Roche Applied Science's Xcelligence RTCA HT instrument allows users to perform fully automated impedance screens for GPCRs and other targets in the 384-well high-throughput format.
Label-free technologies have entered the stage of cellular drug discovery and high-throughput screening (HTS).
For the measurement of G protein-coupled receptor (GPCR) activation electrical impedance represents a good universal readout technology, since different signalling pathways can be measured in one assay format using recombinant as well as primary cells.

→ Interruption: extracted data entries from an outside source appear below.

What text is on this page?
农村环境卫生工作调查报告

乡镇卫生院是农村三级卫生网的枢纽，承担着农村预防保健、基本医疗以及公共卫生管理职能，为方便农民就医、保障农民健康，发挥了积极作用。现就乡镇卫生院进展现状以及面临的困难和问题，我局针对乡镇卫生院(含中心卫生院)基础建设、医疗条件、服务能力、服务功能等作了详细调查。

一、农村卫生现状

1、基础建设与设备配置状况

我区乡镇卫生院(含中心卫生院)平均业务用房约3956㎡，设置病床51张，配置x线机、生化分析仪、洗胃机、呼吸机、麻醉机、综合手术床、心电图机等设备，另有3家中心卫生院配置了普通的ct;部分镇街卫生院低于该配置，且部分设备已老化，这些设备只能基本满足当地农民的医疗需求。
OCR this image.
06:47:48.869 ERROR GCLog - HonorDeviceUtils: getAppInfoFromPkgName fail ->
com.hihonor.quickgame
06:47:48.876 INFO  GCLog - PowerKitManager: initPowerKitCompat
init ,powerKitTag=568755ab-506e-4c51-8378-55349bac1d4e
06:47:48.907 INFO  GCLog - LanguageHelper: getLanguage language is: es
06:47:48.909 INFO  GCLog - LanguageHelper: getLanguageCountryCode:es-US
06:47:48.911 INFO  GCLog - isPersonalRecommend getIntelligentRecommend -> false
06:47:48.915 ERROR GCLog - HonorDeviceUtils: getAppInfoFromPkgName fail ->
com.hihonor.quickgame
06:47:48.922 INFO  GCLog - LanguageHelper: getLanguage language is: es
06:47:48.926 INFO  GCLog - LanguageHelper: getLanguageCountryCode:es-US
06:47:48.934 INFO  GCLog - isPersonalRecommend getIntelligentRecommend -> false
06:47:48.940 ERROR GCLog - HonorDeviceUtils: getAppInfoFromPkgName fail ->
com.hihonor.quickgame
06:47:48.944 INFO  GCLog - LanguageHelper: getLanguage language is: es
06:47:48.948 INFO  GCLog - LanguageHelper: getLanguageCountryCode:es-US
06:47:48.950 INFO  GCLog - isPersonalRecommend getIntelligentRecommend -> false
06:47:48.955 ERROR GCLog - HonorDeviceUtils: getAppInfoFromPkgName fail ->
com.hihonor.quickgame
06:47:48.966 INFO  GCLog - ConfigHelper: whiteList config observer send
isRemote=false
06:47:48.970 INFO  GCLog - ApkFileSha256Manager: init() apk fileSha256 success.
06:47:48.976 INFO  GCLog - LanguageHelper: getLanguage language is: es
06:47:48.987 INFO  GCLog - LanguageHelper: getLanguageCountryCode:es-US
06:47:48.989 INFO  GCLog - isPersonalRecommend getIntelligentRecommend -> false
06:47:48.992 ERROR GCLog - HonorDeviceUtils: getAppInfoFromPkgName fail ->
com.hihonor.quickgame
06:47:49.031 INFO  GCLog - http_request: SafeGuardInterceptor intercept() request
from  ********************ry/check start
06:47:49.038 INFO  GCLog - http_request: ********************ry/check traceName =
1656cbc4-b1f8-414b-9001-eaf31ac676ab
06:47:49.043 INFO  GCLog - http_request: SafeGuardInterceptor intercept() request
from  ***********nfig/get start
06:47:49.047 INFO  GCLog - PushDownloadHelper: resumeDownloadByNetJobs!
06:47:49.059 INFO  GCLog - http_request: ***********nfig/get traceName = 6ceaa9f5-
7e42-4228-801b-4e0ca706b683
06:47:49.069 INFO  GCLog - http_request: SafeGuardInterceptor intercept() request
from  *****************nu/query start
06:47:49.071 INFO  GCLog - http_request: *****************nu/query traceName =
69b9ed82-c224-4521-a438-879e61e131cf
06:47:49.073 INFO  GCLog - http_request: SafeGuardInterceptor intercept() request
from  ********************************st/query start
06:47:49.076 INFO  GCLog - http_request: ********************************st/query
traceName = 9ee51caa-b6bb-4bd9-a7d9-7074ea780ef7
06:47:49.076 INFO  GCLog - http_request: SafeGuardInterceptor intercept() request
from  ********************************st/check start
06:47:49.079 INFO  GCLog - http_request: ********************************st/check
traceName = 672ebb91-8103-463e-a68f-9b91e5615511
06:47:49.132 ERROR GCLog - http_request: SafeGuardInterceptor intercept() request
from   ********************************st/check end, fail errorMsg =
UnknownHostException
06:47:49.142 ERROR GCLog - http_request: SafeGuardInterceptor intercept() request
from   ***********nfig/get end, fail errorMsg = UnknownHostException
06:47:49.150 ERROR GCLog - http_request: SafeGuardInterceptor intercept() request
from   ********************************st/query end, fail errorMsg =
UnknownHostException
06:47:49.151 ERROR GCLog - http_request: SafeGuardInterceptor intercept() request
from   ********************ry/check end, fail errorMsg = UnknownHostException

In a recent case study, Urs Luthi and John Gatfield from Actelion Pharmaceuticals integrated two RTCA HT (real-time cell analyser for high-throughput) instruments on an automated high-throughput screening platform from Agilent Technologies.
Two hundred and sixty three hits of the orexin type 1 (Ox1) GPCR that had been identified in a classical calcium flux (FLIPR) HTS were screened for Ox1 inhibition in fully automated RTCA HT assays.
The overall performance, the quality of E-Plates 384 and intra- and inter-assay reproducibility were evaluated.
Sixty-five per cent of the 263 antagonist hits were confirmed to be Ox1 receptor antagonists after impedance measurements.
According to the researchers, the RTCA HT instrument could be readily integrated into automated workflows and delivered a highly reproducible dataset, making the RTCA HT instrument a powerful screening technology.
Compared with standard readout technologies, one of the advantages of label-free technologies is that cellular processes are measured in real-time kinetics in a non-invasive manner.
The Xcelligence system uses gold electrodes at the bottom surface of microplate wells as sensors to which an alternating current is applied.
Cells that are grown as adherent monolayers on top of such electrodes influence the alternating current at the electrodes by changing the electrical resistance (impedance).
The degree of this change is primarily determined by the number of cells, strength of the cell-cell interactions, interactions of the cells with the microelectrodes and by the overall morphology of the cells.